Introduction
Insurance policies represent contractual commitments by insurers to indemnify policyholders against specified risks. When an insurer unreasonably denies, delays, or underpays a valid claim, the policyholder may pursue a bad faith cause of action — a legal theory that imposes liability beyond the policy limits and, in many jurisdictions, permits recovery of consequential damages, attorneys’ fees, and punitive damages. Bad faith insurance litigation has become a significant component of commercial dispute resolution, particularly in matters involving large or complex claims where the financial stakes of coverage denial are substantial.
The legal standards governing bad faith vary by jurisdiction but share a common premise: insurers owe their policyholders a duty of good faith and fair dealing, and the breach of that duty — through conduct such as unreasonable claim denial, failure to investigate, or misrepresentation of policy terms — gives rise to liability that extends beyond the contractual coverage amount. Understanding the doctrinal framework and the evidentiary requirements for establishing bad faith is essential for policyholders seeking to enforce their coverage rights.

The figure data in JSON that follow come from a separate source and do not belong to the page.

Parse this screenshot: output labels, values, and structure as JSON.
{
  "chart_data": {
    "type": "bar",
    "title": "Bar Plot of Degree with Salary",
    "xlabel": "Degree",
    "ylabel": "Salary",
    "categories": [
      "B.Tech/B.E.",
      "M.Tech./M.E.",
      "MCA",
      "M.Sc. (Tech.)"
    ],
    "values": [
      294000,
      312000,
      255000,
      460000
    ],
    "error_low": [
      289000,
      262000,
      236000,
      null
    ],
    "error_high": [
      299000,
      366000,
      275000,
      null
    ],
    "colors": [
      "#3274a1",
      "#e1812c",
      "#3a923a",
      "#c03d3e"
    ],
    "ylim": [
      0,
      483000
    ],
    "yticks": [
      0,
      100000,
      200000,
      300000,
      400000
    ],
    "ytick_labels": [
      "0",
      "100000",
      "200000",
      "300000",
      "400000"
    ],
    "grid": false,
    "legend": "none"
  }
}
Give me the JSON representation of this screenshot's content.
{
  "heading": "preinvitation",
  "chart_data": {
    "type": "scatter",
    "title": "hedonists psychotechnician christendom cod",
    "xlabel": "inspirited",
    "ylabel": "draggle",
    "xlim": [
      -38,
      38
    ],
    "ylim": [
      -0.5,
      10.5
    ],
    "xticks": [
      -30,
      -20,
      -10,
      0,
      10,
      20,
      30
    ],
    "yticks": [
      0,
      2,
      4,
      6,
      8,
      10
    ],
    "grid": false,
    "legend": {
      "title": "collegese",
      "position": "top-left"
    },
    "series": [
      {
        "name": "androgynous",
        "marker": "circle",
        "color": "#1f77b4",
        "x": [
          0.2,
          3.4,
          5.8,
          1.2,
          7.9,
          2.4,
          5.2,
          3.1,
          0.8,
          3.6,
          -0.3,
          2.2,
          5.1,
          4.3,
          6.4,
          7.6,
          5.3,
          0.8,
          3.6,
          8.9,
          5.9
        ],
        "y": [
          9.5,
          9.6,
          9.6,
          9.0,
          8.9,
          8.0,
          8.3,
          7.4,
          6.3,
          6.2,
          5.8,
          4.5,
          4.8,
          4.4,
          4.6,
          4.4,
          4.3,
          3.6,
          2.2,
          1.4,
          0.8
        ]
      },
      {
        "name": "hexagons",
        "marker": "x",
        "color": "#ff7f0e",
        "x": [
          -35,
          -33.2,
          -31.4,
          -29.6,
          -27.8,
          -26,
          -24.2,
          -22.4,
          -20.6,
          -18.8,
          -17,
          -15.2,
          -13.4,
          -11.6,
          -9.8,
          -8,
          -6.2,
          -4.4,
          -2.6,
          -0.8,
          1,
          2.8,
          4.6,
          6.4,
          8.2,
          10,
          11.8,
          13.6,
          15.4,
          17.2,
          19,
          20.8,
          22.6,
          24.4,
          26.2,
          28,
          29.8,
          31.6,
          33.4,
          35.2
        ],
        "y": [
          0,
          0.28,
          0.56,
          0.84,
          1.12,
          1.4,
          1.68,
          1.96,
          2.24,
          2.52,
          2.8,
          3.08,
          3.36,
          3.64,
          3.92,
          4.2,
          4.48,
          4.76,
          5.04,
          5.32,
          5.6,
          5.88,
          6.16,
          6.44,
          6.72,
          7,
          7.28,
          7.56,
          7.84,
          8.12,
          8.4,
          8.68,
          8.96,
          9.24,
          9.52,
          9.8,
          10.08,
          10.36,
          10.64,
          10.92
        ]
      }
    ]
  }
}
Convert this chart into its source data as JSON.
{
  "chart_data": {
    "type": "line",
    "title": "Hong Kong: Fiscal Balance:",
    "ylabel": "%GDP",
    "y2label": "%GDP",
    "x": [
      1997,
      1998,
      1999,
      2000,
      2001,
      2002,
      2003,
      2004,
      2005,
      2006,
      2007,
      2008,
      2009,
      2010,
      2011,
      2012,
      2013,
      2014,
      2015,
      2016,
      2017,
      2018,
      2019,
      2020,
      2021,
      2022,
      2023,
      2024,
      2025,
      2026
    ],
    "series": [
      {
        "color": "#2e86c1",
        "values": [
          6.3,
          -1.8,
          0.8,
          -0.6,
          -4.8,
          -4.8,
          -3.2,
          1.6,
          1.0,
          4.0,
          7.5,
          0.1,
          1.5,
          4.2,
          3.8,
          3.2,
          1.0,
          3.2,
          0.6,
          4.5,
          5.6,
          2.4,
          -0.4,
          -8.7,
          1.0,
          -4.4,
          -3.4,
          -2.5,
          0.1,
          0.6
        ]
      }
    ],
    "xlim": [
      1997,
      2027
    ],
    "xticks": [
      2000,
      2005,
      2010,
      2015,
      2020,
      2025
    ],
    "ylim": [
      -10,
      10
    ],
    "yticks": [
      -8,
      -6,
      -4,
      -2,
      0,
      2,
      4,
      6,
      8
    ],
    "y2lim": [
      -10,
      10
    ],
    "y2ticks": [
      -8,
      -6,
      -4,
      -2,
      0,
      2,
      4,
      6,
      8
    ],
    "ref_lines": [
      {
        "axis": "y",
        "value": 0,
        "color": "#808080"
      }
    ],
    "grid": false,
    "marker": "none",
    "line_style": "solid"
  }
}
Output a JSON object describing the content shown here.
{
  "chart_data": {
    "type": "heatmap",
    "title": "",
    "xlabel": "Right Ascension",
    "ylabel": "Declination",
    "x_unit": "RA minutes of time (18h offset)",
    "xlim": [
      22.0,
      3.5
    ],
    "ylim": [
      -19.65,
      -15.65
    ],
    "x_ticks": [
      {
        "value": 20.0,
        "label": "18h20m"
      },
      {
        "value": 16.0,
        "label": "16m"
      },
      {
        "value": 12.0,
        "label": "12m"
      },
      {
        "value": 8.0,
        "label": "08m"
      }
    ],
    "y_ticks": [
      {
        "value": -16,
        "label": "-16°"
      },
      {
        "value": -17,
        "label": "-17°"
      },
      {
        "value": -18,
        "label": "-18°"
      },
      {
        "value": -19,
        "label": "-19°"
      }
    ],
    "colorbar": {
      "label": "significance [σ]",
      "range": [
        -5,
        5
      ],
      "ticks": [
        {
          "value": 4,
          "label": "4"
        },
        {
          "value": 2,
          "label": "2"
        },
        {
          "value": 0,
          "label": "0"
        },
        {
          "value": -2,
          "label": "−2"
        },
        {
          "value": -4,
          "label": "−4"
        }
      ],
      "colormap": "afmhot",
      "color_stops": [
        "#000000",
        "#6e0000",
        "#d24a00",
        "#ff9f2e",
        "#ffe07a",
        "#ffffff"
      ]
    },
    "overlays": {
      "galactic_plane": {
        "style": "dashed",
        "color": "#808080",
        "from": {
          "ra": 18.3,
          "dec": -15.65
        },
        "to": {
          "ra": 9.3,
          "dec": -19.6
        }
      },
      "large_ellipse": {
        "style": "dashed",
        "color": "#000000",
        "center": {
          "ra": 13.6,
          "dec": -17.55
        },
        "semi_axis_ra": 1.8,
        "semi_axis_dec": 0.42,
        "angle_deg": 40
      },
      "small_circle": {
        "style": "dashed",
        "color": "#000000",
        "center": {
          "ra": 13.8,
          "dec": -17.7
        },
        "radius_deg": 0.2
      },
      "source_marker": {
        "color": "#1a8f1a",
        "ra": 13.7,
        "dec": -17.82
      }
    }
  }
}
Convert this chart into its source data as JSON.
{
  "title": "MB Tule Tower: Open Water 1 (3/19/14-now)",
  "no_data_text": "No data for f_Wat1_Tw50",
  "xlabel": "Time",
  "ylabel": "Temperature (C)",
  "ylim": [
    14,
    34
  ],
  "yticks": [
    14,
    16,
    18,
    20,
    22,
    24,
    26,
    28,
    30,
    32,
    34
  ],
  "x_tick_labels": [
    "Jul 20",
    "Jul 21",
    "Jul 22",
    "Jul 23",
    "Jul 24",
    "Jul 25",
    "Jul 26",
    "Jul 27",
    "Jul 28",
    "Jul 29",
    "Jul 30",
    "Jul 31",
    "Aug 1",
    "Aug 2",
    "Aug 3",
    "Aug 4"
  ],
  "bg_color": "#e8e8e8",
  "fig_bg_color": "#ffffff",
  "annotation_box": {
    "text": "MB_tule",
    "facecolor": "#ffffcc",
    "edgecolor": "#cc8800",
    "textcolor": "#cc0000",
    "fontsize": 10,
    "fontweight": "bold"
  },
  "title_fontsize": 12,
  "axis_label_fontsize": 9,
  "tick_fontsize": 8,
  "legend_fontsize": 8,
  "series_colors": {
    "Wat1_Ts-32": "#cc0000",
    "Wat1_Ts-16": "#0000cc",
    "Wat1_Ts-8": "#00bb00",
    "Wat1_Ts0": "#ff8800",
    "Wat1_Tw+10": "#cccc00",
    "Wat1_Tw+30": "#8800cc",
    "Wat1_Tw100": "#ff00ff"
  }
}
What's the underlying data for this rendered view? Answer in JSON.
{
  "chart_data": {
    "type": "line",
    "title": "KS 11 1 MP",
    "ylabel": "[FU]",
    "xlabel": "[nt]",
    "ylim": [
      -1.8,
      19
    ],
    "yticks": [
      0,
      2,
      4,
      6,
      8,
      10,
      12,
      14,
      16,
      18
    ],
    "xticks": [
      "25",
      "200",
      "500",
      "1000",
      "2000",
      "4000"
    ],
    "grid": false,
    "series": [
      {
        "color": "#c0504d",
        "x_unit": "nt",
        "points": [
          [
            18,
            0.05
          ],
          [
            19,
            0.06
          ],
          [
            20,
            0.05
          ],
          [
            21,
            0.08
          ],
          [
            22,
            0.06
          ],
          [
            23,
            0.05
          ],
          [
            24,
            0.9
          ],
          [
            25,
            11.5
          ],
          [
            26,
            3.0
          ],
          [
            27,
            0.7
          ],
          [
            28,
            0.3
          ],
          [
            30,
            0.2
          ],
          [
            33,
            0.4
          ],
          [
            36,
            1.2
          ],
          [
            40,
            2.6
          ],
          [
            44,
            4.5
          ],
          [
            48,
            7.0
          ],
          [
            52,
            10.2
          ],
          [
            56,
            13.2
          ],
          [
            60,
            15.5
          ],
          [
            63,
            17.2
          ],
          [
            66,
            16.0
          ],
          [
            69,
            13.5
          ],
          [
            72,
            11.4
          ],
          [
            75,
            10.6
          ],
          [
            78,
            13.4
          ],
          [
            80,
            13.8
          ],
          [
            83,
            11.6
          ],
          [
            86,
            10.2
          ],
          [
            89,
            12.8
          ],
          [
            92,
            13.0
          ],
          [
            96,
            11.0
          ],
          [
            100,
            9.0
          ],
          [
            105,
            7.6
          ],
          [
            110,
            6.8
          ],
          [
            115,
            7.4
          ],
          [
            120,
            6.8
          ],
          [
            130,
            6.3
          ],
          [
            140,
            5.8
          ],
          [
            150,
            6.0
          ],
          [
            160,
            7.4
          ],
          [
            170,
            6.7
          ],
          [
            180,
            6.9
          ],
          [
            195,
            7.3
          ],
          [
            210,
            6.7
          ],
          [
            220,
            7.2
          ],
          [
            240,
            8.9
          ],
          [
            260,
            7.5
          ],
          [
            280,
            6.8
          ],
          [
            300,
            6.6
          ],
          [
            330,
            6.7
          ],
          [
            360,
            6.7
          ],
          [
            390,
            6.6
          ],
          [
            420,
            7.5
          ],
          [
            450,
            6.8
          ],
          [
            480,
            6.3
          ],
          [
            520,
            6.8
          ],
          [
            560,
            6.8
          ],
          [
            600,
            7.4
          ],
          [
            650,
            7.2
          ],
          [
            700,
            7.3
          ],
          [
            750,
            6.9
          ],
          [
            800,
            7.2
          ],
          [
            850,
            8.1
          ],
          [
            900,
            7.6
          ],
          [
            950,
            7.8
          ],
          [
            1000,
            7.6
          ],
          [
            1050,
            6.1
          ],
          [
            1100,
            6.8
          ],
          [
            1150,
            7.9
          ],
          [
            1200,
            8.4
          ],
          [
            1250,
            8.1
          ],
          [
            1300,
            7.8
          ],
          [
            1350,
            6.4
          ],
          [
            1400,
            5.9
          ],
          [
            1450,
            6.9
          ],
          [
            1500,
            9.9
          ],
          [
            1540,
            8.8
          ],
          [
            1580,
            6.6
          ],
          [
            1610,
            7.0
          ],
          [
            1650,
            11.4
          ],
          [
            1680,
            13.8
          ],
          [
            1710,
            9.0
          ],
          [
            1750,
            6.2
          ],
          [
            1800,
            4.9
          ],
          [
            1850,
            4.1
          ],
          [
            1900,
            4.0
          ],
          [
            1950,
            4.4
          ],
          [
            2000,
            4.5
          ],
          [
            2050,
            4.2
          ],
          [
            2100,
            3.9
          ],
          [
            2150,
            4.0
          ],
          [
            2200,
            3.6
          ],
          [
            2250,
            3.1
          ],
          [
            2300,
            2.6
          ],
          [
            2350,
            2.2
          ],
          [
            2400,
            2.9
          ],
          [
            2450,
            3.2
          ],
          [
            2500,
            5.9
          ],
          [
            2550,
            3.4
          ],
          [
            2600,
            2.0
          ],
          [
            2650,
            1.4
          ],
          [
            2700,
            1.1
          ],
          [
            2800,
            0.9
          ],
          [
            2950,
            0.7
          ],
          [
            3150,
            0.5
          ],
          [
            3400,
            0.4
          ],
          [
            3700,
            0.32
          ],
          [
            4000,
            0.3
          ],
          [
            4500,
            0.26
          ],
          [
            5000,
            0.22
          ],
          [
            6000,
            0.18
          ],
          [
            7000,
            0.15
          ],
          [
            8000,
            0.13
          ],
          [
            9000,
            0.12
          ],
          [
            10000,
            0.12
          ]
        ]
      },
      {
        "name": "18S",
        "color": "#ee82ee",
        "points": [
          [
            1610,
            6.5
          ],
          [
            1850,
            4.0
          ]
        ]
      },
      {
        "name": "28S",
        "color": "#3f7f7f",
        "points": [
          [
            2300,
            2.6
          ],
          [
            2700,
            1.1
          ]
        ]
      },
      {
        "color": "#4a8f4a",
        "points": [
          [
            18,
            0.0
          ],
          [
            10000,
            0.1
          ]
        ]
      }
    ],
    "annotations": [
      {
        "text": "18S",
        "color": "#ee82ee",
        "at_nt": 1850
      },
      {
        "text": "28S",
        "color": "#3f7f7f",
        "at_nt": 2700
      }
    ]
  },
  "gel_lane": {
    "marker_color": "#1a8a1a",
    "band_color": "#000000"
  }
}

Legal and Strategic Considerations
Bad faith claims against insurers typically arise in one of two contexts: first-party bad faith, where the insurer fails to properly handle its own policyholder’s claim, and third-party bad faith, where the insurer fails to reasonably settle a liability claim against the insured within policy limits, exposing the insured to excess liability. Both categories require the policyholder to demonstrate that the insurer’s conduct fell below the standard of reasonable behavior expected of an insurance company in handling claims, though the specific elements and available remedies differ by jurisdiction.

Litigating bad faith insurance claims involves attention to several critical legal and strategic considerations:
- Establishing that the insurer lacked a reasonable basis for denying or delaying the claim, which requires demonstrating that the policy language, the facts of the loss, and applicable law supported coverage — and that the insurer knew or should have known this at the time of its decision
- Documenting the insurer’s claims-handling process, including internal communications, adjuster reports, and coverage opinions, to demonstrate a pattern of unreasonable conduct or a failure to conduct an adequate investigation before reaching a coverage determination
- Evaluating the availability of extracontractual damages, including consequential economic losses suffered as a result of the coverage denial, statutory penalties available under applicable state insurance codes, and punitive damages where the insurer’s conduct demonstrates the requisite degree of malice or recklessness
- Assessing settlement dynamics, as the threat of bad faith liability — including the prospect of damages exceeding the policy limits — often alters the insurer’s calculus regarding resolution of the underlying coverage dispute
Outcome and Broader Significance
Bad faith insurance litigation serves a regulatory function within the insurance industry, incentivizing carriers to adhere to their contractual obligations and to process claims fairly and promptly. The availability of extracontractual and punitive damages in bad faith actions provides a counterweight to the economic incentives that might otherwise encourage insurers to deny or delay legitimate claims, particularly in large-value matters where the insurer benefits from retaining funds during the pendency of a dispute.

For policyholders — whether individuals, corporations, or institutional entities — the decision to pursue bad faith litigation involves a careful assessment of the strength of the underlying coverage claim, the quality of the evidence documenting the insurer’s conduct, and the applicable jurisdictional standards. When the facts support a bad faith finding, these actions can yield recoveries substantially exceeding the policy limits and serve as an important enforcement mechanism ensuring that insurance contracts function as the risk-transfer instruments they are intended to be.